Motorwala wasn't nearly as cautious.

National events — like the rhetoric of presidential candidates or acts of terrorism committed by Muslims — often trigger new waves of threats toward Islamic places of worship, he said.

Just a few recent examples:

▪  Last week, a woman threatened to blow up the Islamic Foundation of South Florida in Sunrise. Police say Irina Bihary, 40, entered a prayer room with a cellphone with an exposed battery and an object wrapped in a brown paper bag and told those inside that they were all going to die.

▪  Someone vandalized the Husseini Islamic Center in Sanford shortly after the shooting in Orlando, spray-painting the hastag #stopthehate.

▪  The Islamic Center of Greater Miami in Miami Gardens received an email from someone in December who wrote "Islam is cancer. ... Islam is a disease. ... I will burn the Koran. ... I want to kill every Muslims [sic] around the world." The same week, someone painted "F--- Muslims" on a wall at Nur-Ul-Islam Academy in Cooper City.

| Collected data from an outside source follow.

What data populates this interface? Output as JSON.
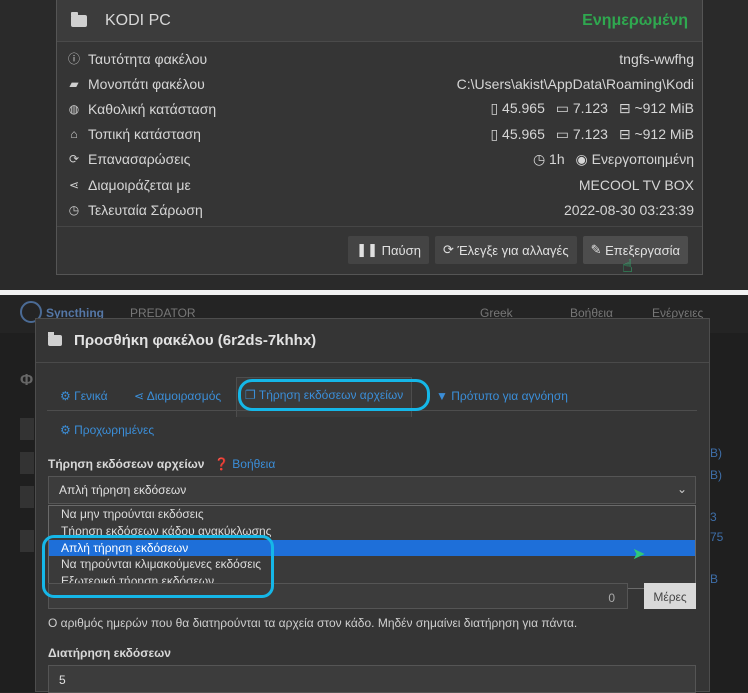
{
  "folder_panel": {
    "title": "KODI PC",
    "status": "Ενημερωμένη",
    "rows": [
      {
        "icon": "info-circle-icon",
        "label": "Ταυτότητα φακέλου",
        "value": "tngfs-wwfhg"
      },
      {
        "icon": "folder-open-icon",
        "label": "Μονοπάτι φακέλου",
        "value": "C:\\Users\\akist\\AppData\\Roaming\\Kodi"
      },
      {
        "icon": "globe-icon",
        "label": "Καθολική κατάσταση",
        "files": "45.965",
        "dirs": "7.123",
        "size": "~912 MiB"
      },
      {
        "icon": "home-icon",
        "label": "Τοπική κατάσταση",
        "files": "45.965",
        "dirs": "7.123",
        "size": "~912 MiB"
      },
      {
        "icon": "refresh-icon",
        "label": "Επανασαρώσεις",
        "interval": "1h",
        "watch": "Ενεργοποιημένη"
      },
      {
        "icon": "share-icon",
        "label": "Διαμοιράζεται με",
        "value": "MECOOL TV BOX"
      },
      {
        "icon": "clock-icon",
        "label": "Τελευταία Σάρωση",
        "value": "2022-08-30 03:23:39"
      }
    ],
    "buttons": {
      "pause": "Παύση",
      "rescan": "Έλεγξε για αλλαγές",
      "edit": "Επεξεργασία"
    }
  },
  "navbar": {
    "brand": "Syncthing",
    "device": "PREDATOR",
    "language": "Greek",
    "help": "Βοήθεια",
    "actions": "Ενέργειες"
  },
  "modal": {
    "title": "Προσθήκη φακέλου (6r2ds-7khhx)",
    "tabs": [
      {
        "label": "Γενικά",
        "icon": "cog-icon"
      },
      {
        "label": "Διαμοιρασμός",
        "icon": "share-icon"
      },
      {
        "label": "Τήρηση εκδόσεων αρχείων",
        "icon": "copy-icon",
        "active": true
      },
      {
        "label": "Πρότυπο για αγνόηση",
        "icon": "filter-icon"
      },
      {
        "label": "Προχωρημένες",
        "icon": "cogs-icon"
      }
    ],
    "versioning_label": "Τήρηση εκδόσεων αρχείων",
    "help_link": "Βοήθεια",
    "selected_value": "Απλή τήρηση εκδόσεων",
    "options": [
      "Να μην τηρούνται εκδόσεις",
      "Τήρηση εκδόσεων κάδου ανακύκλωσης",
      "Απλή τήρηση εκδόσεων",
      "Να τηρούνται κλιμακούμενες εκδόσεις",
      "Εξωτερική τήρηση εκδόσεων"
    ],
    "cleanout_days_value": "0",
    "days_addon": "Μέρες",
    "cleanout_hint": "Ο αριθμός ημερών που θα διατηρούνται τα αρχεία στον κάδο. Μηδέν σημαίνει διατήρηση για πάντα.",
    "keep_versions_label": "Διατήρηση εκδόσεων",
    "keep_versions_value": "5"
  }
}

COSMOS has helped secure increase police patrolling of the mosques, particularly during month of Ramadan, when people pray late at night, Motorwala said.

The Council on American Islamic Relations has provided security training to the Muslim community, instructing them on vigilance and how to report suspicious activities to local law enforcement agencies.

Plus, several mosques have hired private armed security guards to patrol high-risk areas.

"This is a time where people of faith hold together and realize how much our lives are intertwined," Mansfield said. "With faith, we join hands and we work together to make our churches and our community safe."